Because most Hillel students go to FJA for high school, “you’re able to look at the long-term experience of the students and think about the different areas that we can get to, the depth and the rigor in terms of Israel literacy, and how we can use that to actually address community needs and long-term needs,” Grinfas-David said. “That’s exciting.”
A grant from the Legacy Heritage Foundation enabled CIE to launch its day school initiative last year. Frankel, which had sent educators to the Atlanta center’s weeklong summer workshops on Israel education, was selected to participate.
Seth Korelitz, FJA’s director of Jewish studies, jumped at the opportunity, which includes the use of CIE curricular materials and a grant of up to $2,500 per year to help the school meet its goals in Israel education.
“CIE is just a tremendous resource,” Korelitz said, citing its summer workshop, its curricular resources and Grinfas-David’s creativity.
The initiative’s timing was fortuitous because, in the curriculum cycle of implementation, review and revision, FJA had reached the preliminary stages of a re-evaluation aimed at making Jewish studies more meaningful for students. “I think the Israel piece is just critical in general, but also to who we are as a school,” Korelitz said.
Frankel entered the initiative from a position of strength, including a college-level 12th-grade course incorporating CIE resources to produce graduates who are knowledgeable about modern Israeli history, Grinfas-David said.
But the high school saw a need to bring that history teaching to earlier grades — enabling students to delve into the complexities of Israeli culture, democracy, diplomacy and conflict — and to integrate Israel across the curriculum, Grinfas-David said.
She visited Frankel for two days last school year to meet with administrators and teachers, including those serving on a special Israel education committee, and to lead an hour of professional development for the faculty.
“How do we start thinking about integrating Israel into what we’re already teaching in other subject areas, and how do we ensure that the Israel education we are providing these students is what they need before they graduate from a Jewish setting?” she asked about the focus of the initiative at Frankel. “Are they Israel-literate and ready for the campus and beyond?”
She and Korelitz are in continual contact about the ideal student experience — what classes, what grades, what depth, when to take the traditional class trip to Israel. They are, Grinfas-David said, “looking at making everything spiral in a very deliberate way and sometimes providing electives for students who want to go deeper into learning about Israel.”
Learn more about the Center for Israel Education

First Year for Hillel
Unlike Frankel, Hillel Day School didn’t join CIE’s initiative last school year.
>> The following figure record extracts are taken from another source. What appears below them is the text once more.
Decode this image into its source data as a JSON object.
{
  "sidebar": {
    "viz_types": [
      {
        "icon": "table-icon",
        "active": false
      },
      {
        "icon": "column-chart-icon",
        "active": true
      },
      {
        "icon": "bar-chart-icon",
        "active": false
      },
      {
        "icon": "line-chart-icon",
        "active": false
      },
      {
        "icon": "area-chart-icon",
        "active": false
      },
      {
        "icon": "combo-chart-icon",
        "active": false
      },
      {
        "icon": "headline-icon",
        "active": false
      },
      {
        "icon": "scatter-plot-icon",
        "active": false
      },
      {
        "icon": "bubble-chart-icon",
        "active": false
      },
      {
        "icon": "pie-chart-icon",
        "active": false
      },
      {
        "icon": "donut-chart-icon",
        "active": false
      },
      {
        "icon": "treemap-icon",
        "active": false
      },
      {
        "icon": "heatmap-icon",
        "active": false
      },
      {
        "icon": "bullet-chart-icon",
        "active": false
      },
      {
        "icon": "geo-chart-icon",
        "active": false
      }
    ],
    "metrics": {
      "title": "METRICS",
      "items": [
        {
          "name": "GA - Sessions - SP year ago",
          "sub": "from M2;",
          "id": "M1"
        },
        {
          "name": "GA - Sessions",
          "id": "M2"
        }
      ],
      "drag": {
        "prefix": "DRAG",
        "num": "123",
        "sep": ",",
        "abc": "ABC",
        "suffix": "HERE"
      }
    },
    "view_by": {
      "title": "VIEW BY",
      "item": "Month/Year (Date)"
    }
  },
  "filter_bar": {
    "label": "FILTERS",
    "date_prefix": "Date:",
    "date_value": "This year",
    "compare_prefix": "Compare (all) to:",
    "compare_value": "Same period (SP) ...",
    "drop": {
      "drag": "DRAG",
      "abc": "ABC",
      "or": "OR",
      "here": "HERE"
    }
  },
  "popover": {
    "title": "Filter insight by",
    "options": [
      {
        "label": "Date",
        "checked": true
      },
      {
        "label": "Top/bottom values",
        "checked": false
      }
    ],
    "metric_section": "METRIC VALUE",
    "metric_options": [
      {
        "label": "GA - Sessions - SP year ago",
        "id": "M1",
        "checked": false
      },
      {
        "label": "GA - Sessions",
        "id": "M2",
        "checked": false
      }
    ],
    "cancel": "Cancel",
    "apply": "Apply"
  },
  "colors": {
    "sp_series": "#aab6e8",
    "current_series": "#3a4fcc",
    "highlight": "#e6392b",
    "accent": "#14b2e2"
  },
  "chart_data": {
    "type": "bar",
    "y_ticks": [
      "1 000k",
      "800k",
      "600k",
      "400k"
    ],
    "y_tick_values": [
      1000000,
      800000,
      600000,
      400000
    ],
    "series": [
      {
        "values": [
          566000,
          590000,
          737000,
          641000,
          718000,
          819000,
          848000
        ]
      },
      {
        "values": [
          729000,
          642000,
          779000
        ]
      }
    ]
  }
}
It’s one of three Jewish day schools joining this year and thus cramming three years of work into two school years.
Hillel learned about the program when two of its teachers attended this June’s CIE summer workshop.
“It was beshert,” said Saul Rube, Hillel’s director of Judaic studies. “It’s a great time to take a qualitative leap forward.”
Yifat Golan, the school’s Israel coordinator, said the school started talking with students and faculty last year about how Hillel alumni view Israel. That effort contributed to the portrait of a graduate as someone who has developed “a deep connection to and the ability to advocate for the State of Israel.”
“We want kids who have a very strong commitment to Israel and Zionism from a position of knowledge,” Rube said.
He said CIE is the perfect partner for the heavy curricular lifting needed to meet that goal.
As a first step, Golan has launched an eighth-grade course to teach Israeli culture, the Israeli-Palestinian conflict, Jewish peoplehood and other Israel-related topics with more depth and nuance. The bigger effort, Rube said, is to integrate Israel education throughout the curriculum.
The work at Hillel could help schools across the country learn how to apply CIE’s document-based, context-heavy educational approach from kindergarten up. “How do you take some very sophisticated ideas and primary sources and make them age-appropriate and friendly for kids?” Grinfas-David asked.
She split her time between the schools during her two-day trip. After her visit, the two schools plan to meet to discuss an organic continuum of Israel education from kindergarten through 12th grade, Rube said.
Korelitz said it’s too early to project the outcome of the Frankel-Hillel conversations, but the schools have a good relationship and try to talk frequently.
“This partnership is a great example of making the most out of Jewish educators working together,” Rube said. “We could try to reinvent the wheel, but we probably couldn’t make it as round or as good as somebody’s already made it, and it would take us a lot longer.”
Michael Jacobs is the communications director for the Center for Israel Education.